Отец самого Ибрагима и Романа был слишком авторитарным, и женщин ни во что не ставил, пока не встретил маму Ромки. Там был сюрприз. Стойкая и волевая, несгибаемая. И отец начал меняться, не то, чтоб сильно, но ощутимо. И отношение к воспитанию детей тоже ощутимо изменилось.

А вот родители Димы и Руслана, — это другой разговор.

Оба военные, только Владислав служил в разведке, а Марта военным следователем. Точно сказать трудно, но что люди Сургута смогли найти, так это подлинное дело о смерти военного следователя Зиминой Марты Илаивны.

Это было не ограбление, а убийство. Своего убийцу она прекрасно знала, поэтому и не смогла себя защитить. Что самое интересное, дело, над которым она тогда работала, пропало, но удалось найти документ, заявление по которому она начала строить дело.

Когда его люди вышли на след документа, Ибрагиму стало не по себе, но, когда он его увидел, стало совсем хреново.

Марта вела дело против собственного мужа, но стоит сказать, что вела не одна, а с парой коллег. Никто не дожил до дня смерти самой Марты. Она была последней.

В самом же заявлении, на тот момент, полковника Зимина обвиняли в изнасиловании офицера, младшего по званию, а также в измене Родине.

Причем, второе удалось доказать, а вот насчет первого…, информации Ибрагим так и не нашел.

Отец Димы помог провести в тыл около двадцати диверсантов, вследствие чего пострадало более шестидесяти человек. Боевики заняли выгодную позицию в ущелье, а позже и полностью захватили перевал и окрестности. Какое-то время спустя, там проложили сохранившийся, примерно до середины двухтысячных, наркотрафик, шедший из Афганистана прямиком в столицу.

Что сподвигло верного солдата предать свою страну и семью?

Вот на этот вопрос Ибрагим ответа не нашел, как бы ни старался.

Но скрывать информацию от Димы больше смысла нет. Потому что есть слишком большое подозрение, что ее отец жив и находится где-то рядом.

Слишком близко, наблюдает за дочерью, следит за ее жизнью.

И что-то Ибрагиму подсказывает, что события почти трехлетней давности прошли не без его участия.

Кто-то скажет, что быть такого не может. Родной отец не попытался бы до смерти замучить дочь. Ну, так Ибрагим и не говорит, что мучил своими руками. Но если вспомнить, что в прошлом были замешаны наркотики, то все сходится.

Весь регион знал: Сургут наркоту в города не пустит. Никогда. И нариков с барыгами карал жестоко, стоило им появиться. И его решили припугнуть тогда, надавить, чтоб сделал исключение для важных людей, обещали даже доходом поделиться.

А дальше… он отказался, но вместо него самого пострадала Дима, их сын и его брат.
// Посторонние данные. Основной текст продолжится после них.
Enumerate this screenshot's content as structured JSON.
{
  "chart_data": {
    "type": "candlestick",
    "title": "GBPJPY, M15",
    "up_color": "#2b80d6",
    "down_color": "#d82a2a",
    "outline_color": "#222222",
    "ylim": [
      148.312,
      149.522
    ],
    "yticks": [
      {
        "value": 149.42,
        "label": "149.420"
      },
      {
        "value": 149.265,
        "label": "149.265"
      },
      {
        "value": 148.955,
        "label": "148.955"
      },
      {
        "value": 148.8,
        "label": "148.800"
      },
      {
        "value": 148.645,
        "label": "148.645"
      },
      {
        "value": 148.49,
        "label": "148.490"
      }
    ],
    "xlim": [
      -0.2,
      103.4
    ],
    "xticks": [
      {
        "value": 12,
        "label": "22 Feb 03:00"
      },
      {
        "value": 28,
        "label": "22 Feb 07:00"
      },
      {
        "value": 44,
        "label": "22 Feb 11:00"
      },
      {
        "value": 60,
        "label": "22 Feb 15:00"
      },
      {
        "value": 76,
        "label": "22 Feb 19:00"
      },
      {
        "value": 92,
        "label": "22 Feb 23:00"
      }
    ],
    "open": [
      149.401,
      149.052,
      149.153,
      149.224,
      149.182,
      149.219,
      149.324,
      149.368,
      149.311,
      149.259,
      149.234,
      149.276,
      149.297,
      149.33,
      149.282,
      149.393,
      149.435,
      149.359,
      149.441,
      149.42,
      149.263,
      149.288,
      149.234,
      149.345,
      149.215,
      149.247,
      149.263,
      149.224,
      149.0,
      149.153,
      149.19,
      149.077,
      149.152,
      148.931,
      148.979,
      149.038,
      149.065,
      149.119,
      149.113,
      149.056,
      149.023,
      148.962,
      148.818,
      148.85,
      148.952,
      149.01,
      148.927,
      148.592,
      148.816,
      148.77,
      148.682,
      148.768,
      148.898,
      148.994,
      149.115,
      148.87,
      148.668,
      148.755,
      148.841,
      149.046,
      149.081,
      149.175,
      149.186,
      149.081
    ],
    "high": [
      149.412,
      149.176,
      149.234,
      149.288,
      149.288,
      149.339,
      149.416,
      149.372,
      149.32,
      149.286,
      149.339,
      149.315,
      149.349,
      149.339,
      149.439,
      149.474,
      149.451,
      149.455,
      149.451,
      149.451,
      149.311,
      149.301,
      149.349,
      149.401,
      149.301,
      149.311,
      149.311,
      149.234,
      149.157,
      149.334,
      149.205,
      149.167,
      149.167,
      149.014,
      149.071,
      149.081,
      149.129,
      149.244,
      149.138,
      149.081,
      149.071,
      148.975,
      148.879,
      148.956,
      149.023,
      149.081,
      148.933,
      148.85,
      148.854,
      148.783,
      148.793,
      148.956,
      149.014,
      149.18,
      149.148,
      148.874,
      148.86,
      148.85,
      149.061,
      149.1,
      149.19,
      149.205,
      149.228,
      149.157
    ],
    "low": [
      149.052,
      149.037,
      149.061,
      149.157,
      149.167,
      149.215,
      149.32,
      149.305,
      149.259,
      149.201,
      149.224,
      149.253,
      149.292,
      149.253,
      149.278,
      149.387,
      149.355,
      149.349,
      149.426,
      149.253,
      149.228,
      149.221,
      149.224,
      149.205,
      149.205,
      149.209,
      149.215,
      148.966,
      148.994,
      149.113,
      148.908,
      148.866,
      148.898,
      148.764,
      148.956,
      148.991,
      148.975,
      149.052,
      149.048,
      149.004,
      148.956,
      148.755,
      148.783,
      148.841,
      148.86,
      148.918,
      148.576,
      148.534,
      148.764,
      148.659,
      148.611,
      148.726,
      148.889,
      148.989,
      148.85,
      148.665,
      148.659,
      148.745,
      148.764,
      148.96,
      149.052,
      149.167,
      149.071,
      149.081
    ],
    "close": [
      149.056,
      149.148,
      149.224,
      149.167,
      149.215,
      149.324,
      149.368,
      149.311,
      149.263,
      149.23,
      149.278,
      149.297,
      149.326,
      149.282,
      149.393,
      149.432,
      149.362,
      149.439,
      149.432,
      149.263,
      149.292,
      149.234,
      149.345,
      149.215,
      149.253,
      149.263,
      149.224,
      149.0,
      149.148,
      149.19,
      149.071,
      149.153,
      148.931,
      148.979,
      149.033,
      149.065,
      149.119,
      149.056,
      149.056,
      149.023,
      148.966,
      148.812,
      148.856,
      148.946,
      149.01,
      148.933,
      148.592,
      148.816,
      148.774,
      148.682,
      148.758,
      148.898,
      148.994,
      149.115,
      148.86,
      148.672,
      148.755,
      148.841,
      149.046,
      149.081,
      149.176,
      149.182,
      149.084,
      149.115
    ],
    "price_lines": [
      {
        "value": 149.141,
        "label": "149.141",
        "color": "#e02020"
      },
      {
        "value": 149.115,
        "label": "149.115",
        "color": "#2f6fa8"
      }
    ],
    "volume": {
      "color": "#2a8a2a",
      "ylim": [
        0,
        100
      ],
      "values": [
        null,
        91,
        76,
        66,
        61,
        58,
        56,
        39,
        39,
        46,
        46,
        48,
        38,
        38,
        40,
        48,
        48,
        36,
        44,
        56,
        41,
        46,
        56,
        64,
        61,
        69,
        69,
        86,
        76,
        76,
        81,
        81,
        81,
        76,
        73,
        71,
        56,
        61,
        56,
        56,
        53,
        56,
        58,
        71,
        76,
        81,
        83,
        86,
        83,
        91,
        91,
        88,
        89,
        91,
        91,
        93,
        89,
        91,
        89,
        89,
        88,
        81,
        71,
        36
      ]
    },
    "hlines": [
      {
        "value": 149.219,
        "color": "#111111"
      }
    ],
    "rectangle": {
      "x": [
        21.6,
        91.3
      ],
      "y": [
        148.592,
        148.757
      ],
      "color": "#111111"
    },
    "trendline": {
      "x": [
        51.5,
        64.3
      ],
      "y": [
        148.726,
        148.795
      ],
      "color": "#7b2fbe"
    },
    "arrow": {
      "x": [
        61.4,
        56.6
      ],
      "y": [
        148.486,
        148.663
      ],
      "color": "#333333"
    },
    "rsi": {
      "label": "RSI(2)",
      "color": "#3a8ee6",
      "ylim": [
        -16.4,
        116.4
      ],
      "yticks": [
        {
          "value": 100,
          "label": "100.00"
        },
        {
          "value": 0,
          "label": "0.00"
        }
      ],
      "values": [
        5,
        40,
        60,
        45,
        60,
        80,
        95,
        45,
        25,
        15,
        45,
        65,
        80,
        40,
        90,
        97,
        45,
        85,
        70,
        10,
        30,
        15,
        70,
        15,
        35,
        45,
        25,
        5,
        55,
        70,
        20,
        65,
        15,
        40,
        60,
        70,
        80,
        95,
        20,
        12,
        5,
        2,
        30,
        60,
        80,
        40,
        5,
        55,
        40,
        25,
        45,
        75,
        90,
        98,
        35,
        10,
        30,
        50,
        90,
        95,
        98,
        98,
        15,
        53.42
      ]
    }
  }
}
Семья. То единственное, что стоило беречь больше всего.

Он ни с кем не делился своими подозрениями, потому что все, кто знал Диму, настоящую и практически с детства, ему бы не поверили. Да и кто в живых остался то? Рома? Он плохо помнит тот период, мал был. Мага? Да, но он будет безоговорочно делать все, что Ибрагим прикажет. Дима? Сложно сказать, поверит ли. Для нее отец — это незыблемая вещь, тот, благодаря кому она сумела выжить, когда осталась одна.

Так она видит, так она помнит.

Ибрагим же помнит другое.

Как взрослый мужик избивал маленькую худую девчушку, и говорил, что она должна быть сильной.